How to Design an API

A good API is the one which is easy to use, is consistent in behavior, and provides the information and actions that you need. It should be easy to use. You shouldn’t need tons of documentation as it should be predictable. And it must not break your client’s application with backward incompatible changes.

You can design your API in any way you like. However, before you start coding recklessly, you should ask yourself a few questions:

  • Who will use my API? Will it be just one javascript client or do I expect mobile applications as well? Or, will there be clients who are bound to certain scripting languages?
  • What information do they need?
  • What will they use it for?

The problem is that when you start a project, you might not know the answers to these questions yet. Besides, giving a final answer to the question about the target group can be particularly tricky because over time a number of different client applications may arise. Apart from that, the product itself is likely to evolve significantly over time too.

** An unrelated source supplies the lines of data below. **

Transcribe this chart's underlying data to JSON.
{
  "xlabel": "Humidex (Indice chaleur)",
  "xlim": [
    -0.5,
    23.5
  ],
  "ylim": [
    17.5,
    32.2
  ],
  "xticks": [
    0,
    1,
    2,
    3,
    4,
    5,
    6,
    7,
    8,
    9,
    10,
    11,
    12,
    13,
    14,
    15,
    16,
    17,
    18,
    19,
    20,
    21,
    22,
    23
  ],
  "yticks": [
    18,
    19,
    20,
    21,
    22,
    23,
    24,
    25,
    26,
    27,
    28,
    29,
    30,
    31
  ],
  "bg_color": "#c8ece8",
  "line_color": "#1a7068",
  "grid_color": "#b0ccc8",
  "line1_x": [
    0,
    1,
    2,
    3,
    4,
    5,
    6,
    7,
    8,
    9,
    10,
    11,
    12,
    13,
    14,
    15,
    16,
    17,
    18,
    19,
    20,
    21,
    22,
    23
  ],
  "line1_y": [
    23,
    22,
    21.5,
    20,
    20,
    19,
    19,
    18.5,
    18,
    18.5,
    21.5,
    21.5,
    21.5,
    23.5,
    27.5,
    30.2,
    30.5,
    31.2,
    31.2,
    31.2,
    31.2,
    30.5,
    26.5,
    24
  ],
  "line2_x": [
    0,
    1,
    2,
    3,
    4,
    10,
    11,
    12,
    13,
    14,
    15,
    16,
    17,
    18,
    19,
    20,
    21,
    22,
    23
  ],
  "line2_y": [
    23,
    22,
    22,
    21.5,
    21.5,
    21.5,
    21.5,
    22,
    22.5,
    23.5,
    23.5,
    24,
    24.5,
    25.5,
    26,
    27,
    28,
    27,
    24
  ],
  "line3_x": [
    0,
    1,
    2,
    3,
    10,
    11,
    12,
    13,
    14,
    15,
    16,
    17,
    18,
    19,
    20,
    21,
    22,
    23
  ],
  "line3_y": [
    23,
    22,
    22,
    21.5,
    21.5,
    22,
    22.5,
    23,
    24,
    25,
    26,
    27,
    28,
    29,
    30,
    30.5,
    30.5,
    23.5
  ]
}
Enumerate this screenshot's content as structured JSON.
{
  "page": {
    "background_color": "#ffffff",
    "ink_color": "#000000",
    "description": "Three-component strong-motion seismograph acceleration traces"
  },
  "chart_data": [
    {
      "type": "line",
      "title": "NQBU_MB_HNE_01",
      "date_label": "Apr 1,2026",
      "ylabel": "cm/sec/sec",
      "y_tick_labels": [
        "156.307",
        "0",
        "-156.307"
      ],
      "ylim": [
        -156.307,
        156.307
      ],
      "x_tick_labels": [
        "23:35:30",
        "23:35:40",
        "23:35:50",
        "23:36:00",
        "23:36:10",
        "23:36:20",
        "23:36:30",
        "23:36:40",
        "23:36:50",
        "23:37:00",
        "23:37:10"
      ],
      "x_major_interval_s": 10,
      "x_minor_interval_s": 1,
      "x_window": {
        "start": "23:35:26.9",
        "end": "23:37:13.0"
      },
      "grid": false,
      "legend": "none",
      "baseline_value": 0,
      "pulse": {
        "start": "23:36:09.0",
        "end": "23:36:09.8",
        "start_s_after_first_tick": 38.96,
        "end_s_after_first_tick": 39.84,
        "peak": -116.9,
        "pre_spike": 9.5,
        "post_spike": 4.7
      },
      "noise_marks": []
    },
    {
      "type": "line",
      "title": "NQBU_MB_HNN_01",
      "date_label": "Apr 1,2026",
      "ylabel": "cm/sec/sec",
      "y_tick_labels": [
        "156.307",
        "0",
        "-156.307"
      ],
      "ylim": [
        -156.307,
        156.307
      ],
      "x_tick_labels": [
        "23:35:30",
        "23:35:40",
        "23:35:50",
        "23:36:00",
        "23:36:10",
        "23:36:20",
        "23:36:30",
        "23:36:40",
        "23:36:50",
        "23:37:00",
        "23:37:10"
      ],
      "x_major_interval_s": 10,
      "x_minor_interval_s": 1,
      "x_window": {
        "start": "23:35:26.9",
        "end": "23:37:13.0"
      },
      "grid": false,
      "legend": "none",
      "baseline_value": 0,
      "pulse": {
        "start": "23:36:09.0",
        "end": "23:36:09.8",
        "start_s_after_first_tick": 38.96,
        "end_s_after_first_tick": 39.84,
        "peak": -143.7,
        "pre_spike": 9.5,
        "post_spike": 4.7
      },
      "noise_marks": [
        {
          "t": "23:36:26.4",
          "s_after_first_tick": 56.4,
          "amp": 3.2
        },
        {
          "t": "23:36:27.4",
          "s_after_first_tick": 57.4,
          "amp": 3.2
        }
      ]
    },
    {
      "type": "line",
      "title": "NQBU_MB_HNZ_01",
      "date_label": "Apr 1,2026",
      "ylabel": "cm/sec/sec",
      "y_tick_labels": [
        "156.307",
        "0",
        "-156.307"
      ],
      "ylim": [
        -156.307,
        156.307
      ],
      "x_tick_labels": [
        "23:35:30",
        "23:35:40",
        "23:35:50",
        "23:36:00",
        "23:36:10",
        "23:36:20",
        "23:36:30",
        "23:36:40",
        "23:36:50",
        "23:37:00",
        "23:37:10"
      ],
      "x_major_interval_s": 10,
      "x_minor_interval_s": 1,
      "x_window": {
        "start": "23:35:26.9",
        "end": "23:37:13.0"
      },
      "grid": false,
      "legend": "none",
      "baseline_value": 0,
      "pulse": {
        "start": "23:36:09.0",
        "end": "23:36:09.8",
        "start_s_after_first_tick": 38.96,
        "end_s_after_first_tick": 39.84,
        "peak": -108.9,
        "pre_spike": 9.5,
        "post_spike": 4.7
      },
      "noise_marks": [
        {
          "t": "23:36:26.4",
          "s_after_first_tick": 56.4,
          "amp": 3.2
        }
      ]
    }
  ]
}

Our advice is: be prepared!

RESTful API

One way to prepare yourself and your app is to follow the principles of Representational State Transfer Architecture, also known as REST. It is not a standard but rather a guide to the best practices when it comes to how a good interface should be structured.

Although RESTful APIs are not limited to http protocol or web applications, they became popular on the web. This is probably because they fit nicely into HTTP design. So what makes an API RESTful?

  • The server does not store a client’s state
  • Information is provided in the form of resources, each of which has a URI (Uniform Resource Identifier)
  • Standard HTTP methods are used for manipulation with resources:

GET obtains the resource

POST creates a new instance of the resource

PUT updates the existing instance

DELETE, shockingly, deletes the instance

  • Each resource contains references to related resources, if possible

The important thing about these methods is that GET is always safe, it just returns data, and PUT and DELETE are idempotent.

It is also a good practice to follow a simple resource hierarchy. Imagine that you would like to create an app which manipulates a simple database of cars and their owners. Provided we have a base resource /api/, the RESTful api structure could look like this:

/api/owners

  • GET returns all persons (or their ids) in the database
  • POST creates a new person in the database and returns its URI

/api/owners/5

  • GET returns information about the person with ID 5
  • PUT updates information about the person with ID 5
  • DELETE deletes the record for person with ID 5

/api/owners/5/cars

  • GET returns all cars owned by the person with ID 5
  • POST creates a new car entry in the database for the person with ID 5

/api/owners/5/cars/3

  • GET returns information about the third car owned by the person with ID 5
  • PUT updates information about the third car owned by the person with ID 5
  • DELETE deletes the record about the third car owned by the person with ID 5

If you design your API in this way, there is a high probability that a random wandering programmer will understand it without any comprehensive documentation.

There are some limitations, of course. For example, we cannot have a car with more than one owner. We can’t have a car without an owner. And there is no easy way to find the owner of a car if you know some information about the car itself. All this can be overcome, but it is a different story and we hope to cover it in the near future.